Es ist einigen Gästen, die um weit nach Mitternacht den grün illuminierten Haupteingang der werkseigenen Arena verließen, nicht zu verdenken, dass sie sich teils schwankend zum Parkplatz begaben. Wenn nicht jetzt auf den VfL Wolfsburg anstoßen, wann dann?

Erstaunlich, wer alles dieser Champions-League-Gala beiwohnte: Bald-DFB-Chef Reinhard Grindel, Fußball-Größe Günter Netzer, BVB-Boss Hans-Joachim Watzke, Schalke-Trainer André Breitenreiter und Ohne-Job-Fußballlehrer Thomas Schaaf: Sie haben die 2:0-Überraschung gegen Real Madrid miterlebt, womit sich dem aktuellen Bundesliga-Achten die reale Chance bietet, für die größte Sensation des laufenden Wettbewerbs zu sorgen.

„Wir brauchen noch einen mutigen Auftritt, um das zu schaffen, was uns keiner zugetraut hatte“, erklärte Trainer Dieter Hecking, um irgendwann an diesem entrückten Abend anzumerken: „Ich will ins Halbfinale.“ Gemach, gemach, schien drei Stockwerke tiefer Geschäftsführer Klaus Allofs auszurufen: „Es wird noch eine Menge geschehen. Man denkt besser nicht daran, was noch alles passieren kann.“ Ahnt der Pragmatiker, dass es nächsten Dienstag in Madrid wohl mehr braucht als Wolfsburger Widerspenstigkeit – etwa einen unbeeinflussbaren Schiedsrichter?

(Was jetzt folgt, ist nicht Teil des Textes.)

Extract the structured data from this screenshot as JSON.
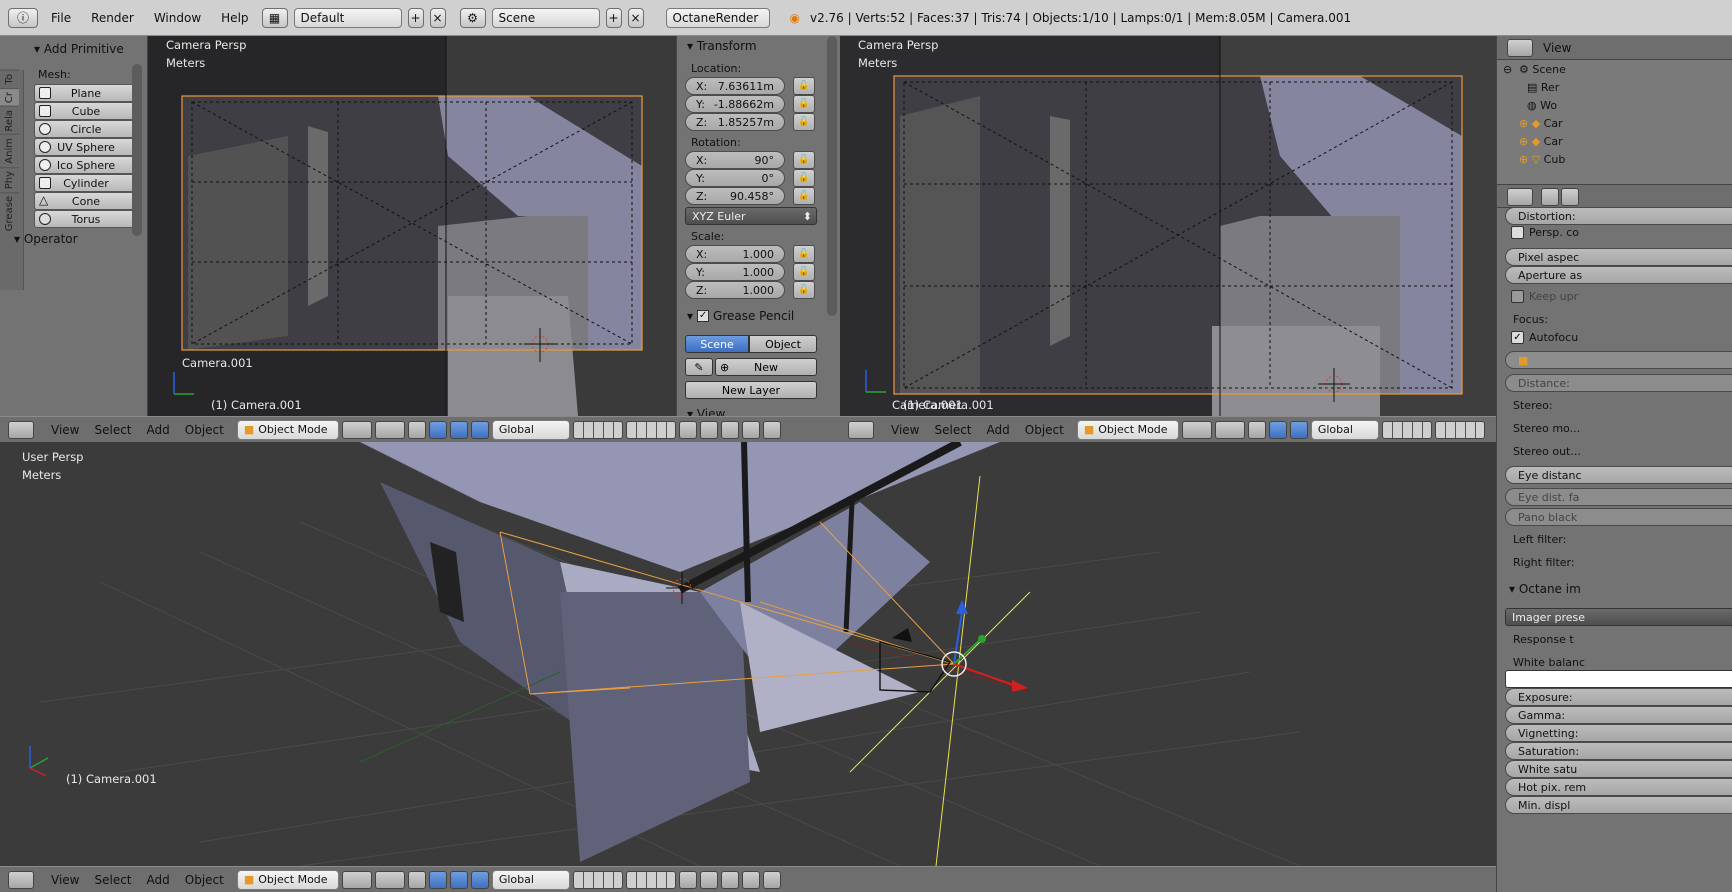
{
  "topbar": {
    "menus": [
      "File",
      "Render",
      "Window",
      "Help"
    ],
    "screen_layout": "Default",
    "scene": "Scene",
    "render_engine": "OctaneRender",
    "stats": "v2.76 | Verts:52 | Faces:37 | Tris:74 | Objects:1/10 | Lamps:0/1 | Mem:8.05M | Camera.001"
  },
  "tool_shelf": {
    "tabs": [
      "To",
      "Cr",
      "Rela",
      "Anim",
      "Phy",
      "Grease"
    ],
    "add_primitive_title": "Add Primitive",
    "mesh_label": "Mesh:",
    "mesh_items": [
      "Plane",
      "Cube",
      "Circle",
      "UV Sphere",
      "Ico Sphere",
      "Cylinder",
      "Cone",
      "Torus"
    ],
    "operator_title": "Operator"
  },
  "viewport_left": {
    "persp": "Camera Persp",
    "units": "Meters",
    "camera_name": "Camera.001",
    "object_label": "(1) Camera.001"
  },
  "transform_panel": {
    "title": "Transform",
    "location_label": "Location:",
    "location": [
      {
        "axis": "X:",
        "value": "7.63611m"
      },
      {
        "axis": "Y:",
        "value": "-1.88662m"
      },
      {
        "axis": "Z:",
        "value": "1.85257m"
      }
    ],
    "rotation_label": "Rotation:",
    "rotation": [
      {
        "axis": "X:",
        "value": "90°"
      },
      {
        "axis": "Y:",
        "value": "0°"
      },
      {
        "axis": "Z:",
        "value": "90.458°"
      }
    ],
    "rotation_mode": "XYZ Euler",
    "scale_label": "Scale:",
    "scale": [
      {
        "axis": "X:",
        "value": "1.000"
      },
      {
        "axis": "Y:",
        "value": "1.000"
      },
      {
        "axis": "Z:",
        "value": "1.000"
      }
    ],
    "grease_title": "Grease Pencil",
    "grease_scene": "Scene",
    "grease_object": "Object",
    "grease_new": "New",
    "grease_new_layer": "New Layer",
    "view_title": "View"
  },
  "viewport_right": {
    "persp": "Camera Persp",
    "units": "Meters",
    "object_label": "(1) Camera.001",
    "camera_name": "Camera.001"
  },
  "viewport_bottom": {
    "persp": "User Persp",
    "units": "Meters",
    "object_label": "(1) Camera.001"
  },
  "header": {
    "view": "View",
    "select": "Select",
    "add": "Add",
    "object": "Object",
    "mode": "Object Mode",
    "orientation": "Global"
  },
  "outliner": {
    "view": "View",
    "items": [
      "Scene",
      "Rer",
      "Wo",
      "Car",
      "Car",
      "Cub"
    ]
  },
  "camera_props": {
    "distortion": "Distortion:",
    "persp_correction": "Persp. co",
    "pixel_aspect": "Pixel aspec",
    "aperture_aspect": "Aperture as",
    "keep_upright": "Keep upr",
    "focus_label": "Focus:",
    "autofocus": "Autofocu",
    "distance": "Distance:",
    "stereo": "Stereo:",
    "stereo_mode": "Stereo mo...",
    "stereo_out": "Stereo out...",
    "eye_distance": "Eye distanc",
    "eye_dist_fa": "Eye dist. fa",
    "pano_black": "Pano black",
    "left_filter": "Left filter:",
    "right_filter": "Right filter:",
    "octane_imager": "Octane im",
    "imager_preset": "Imager prese",
    "response": "Response t",
    "white_balance": "White balanc",
    "exposure": "Exposure:",
    "gamma": "Gamma:",
    "vignetting": "Vignetting:",
    "saturation": "Saturation:",
    "white_saturation": "White satu",
    "hot_pixel": "Hot pix. rem",
    "min_display": "Min. displ"
  }
}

Wolfsburg erinnert an Magath-Zeit

Ungeachtet dessen: Den „Sieg für die Ewigkeit“ (Wolfsburger Allgemeine Zeitung) nimmt der Autostadt niemand mehr, die zumindest für einen Tag wieder hell erstrahlte, nachdem Dieselgate so dunkle Wolken über den Standort geschoben hatte. „Es ist eines von den Spielen, das keiner je vergessen wird“, schwärmte Torwart und Kapitän Diego Benaglio, „wir hatten von der ersten bis zur letzten Minute eine Mannschaft auf dem Platz.“ Der geschlossene Auftritt erinnerte beinahe an die besten Zeiten unter Felix Magath, als die Werksspieler 2009 Meister wurden und den damaligen VW-Chef Martin Winterkorn zum größten Fan machten.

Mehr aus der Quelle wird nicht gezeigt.